A verdade da morte se impôs: não somos eternos nessa terra. Porém, foi emocionante ver a vontade com que meu avô lutou contra essa verdade. Como um sonhador. Como quem acredita na utopia da vida. E eu espero manter viva essa luta contra o que não for vida, ainda que a derrota seja certa.

Descansa em paz, vô. Foi um bom combate."
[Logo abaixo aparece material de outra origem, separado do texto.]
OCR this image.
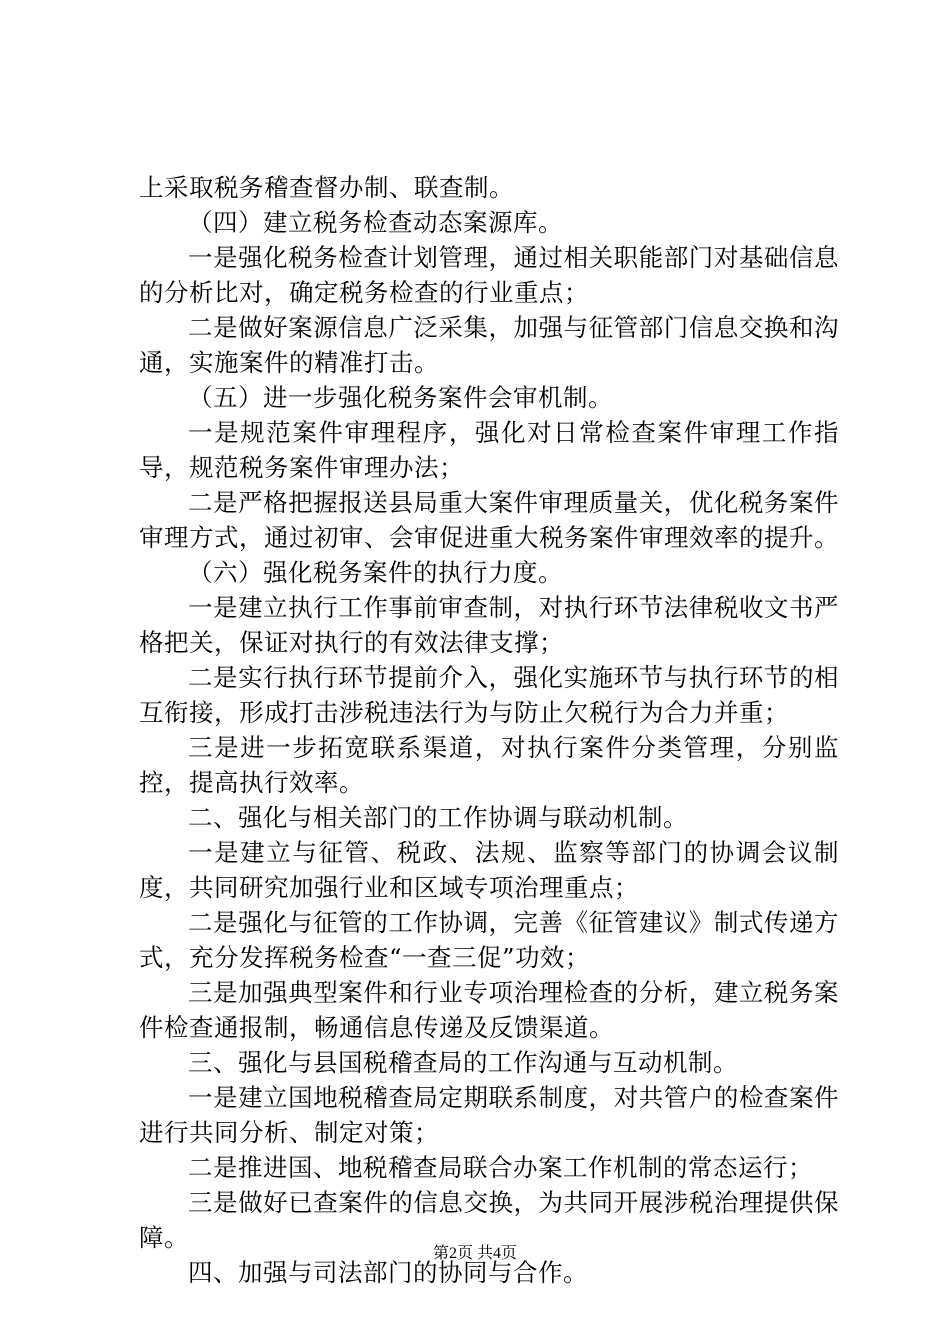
上采取税务稽查督办制、联查制。

（四）建立税务检查动态案源库。

一是强化税务检查计划管理，通过相关职能部门对基础信息的分析比对，确定税务检查的行业重点；

二是做好案源信息广泛采集，加强与征管部门信息交换和沟通，实施案件的精准打击。

（五）进一步强化税务案件会审机制。

一是规范案件审理程序，强化对日常检查案件审理工作指导，规范税务案件审理办法；

二是严格把握报送县局重大案件审理质量关，优化税务案件审理方式，通过初审、会审促进重大税务案件审理效率的提升。

（六）强化税务案件的执行力度。

一是建立执行工作事前审查制，对执行环节法律税收文书严格把关，保证对执行的有效法律支撑；

二是实行执行环节提前介入，强化实施环节与执行环节的相互衔接，形成打击涉税违法行为与防止欠税行为合力并重；

三是进一步拓宽联系渠道，对执行案件分类管理，分别监控，提高执行效率。

二、强化与相关部门的工作协调与联动机制。

一是建立与征管、税政、法规、监察等部门的协调会议制度，共同研究加强行业和区域专项治理重点；

二是强化与征管的工作协调，完善《征管建议》制式传递方式，充分发挥税务检查“一查三促”功效；

三是加强典型案件和行业专项治理检查的分析，建立税务案件检查通报制，畅通信息传递及反馈渠道。

三、强化与县国税稽查局的工作沟通与互动机制。

一是建立国地税稽查局定期联系制度，对共管户的检查案件进行共同分析、制定对策；

二是推进国、地税稽查局联合办案工作机制的常态运行；

三是做好已查案件的信息交换，为共同开展涉税治理提供保障。

四、加强与司法部门的协同与合作。

第2页 共4页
Placar do ano: 3 x 2 para a tragédia.

sábado, 1 de outubro de 2005

Da filosofia

"O mundo me condena
E ninguém tem pena
Falando sempre mal do meu nome
Deixando de saber
Se eu vou morrer de sede
Ou se vou morrer de fome.

Mas a filosofia
Hoje me auxilia
A viver indiferente assim"
(Filosofia, de Noel Rosa)
Não, o mundo não condena o dono desta voz. Talvez a voz, mas não o dono, acho. O passado até que pode condenar, mas boa parte dos pecados prescreveram faz tempo. Os crimes foram de réu primário, e há atenuantes.

Ainda que não haja condenação, é bem-vinda a filosofia, no entanto, seja ela a de vida, de bar, de fé ou mesmo a dos filósofos (que são todas filosofias, mas filosofias diferentes, como se bem sabe). Porque é com essa "filosofia" que o dono da voz se reconstrói, explica o mundo e a si mesmo, criando um habitat no qual a vida é possível. Iacob semper reformandus est.

Não precisa falar da gente, não somos adeptos do "fale mal, mas fale de mim". As memórias também vivem quando estão quietas e intocadas, assim como o sol continua brilhando mesmo que ninguém se lembre dele. Na memória, aquilo que é real fica mais valioso porque passou pela ourivesaria do hipocampo.

"Deus me ensinou praticar o bem,
Deus me deu essa bondade" (Cuidado com a outra, de Chico Buarque)

Ao dono da voz Deus fez o mesmo, caro Chico. Mas ele não abre porta, porque isso é trabalho para quem quiser entrar. Aliás, elas sempre ficaram destrancadas (mas não espalha não!).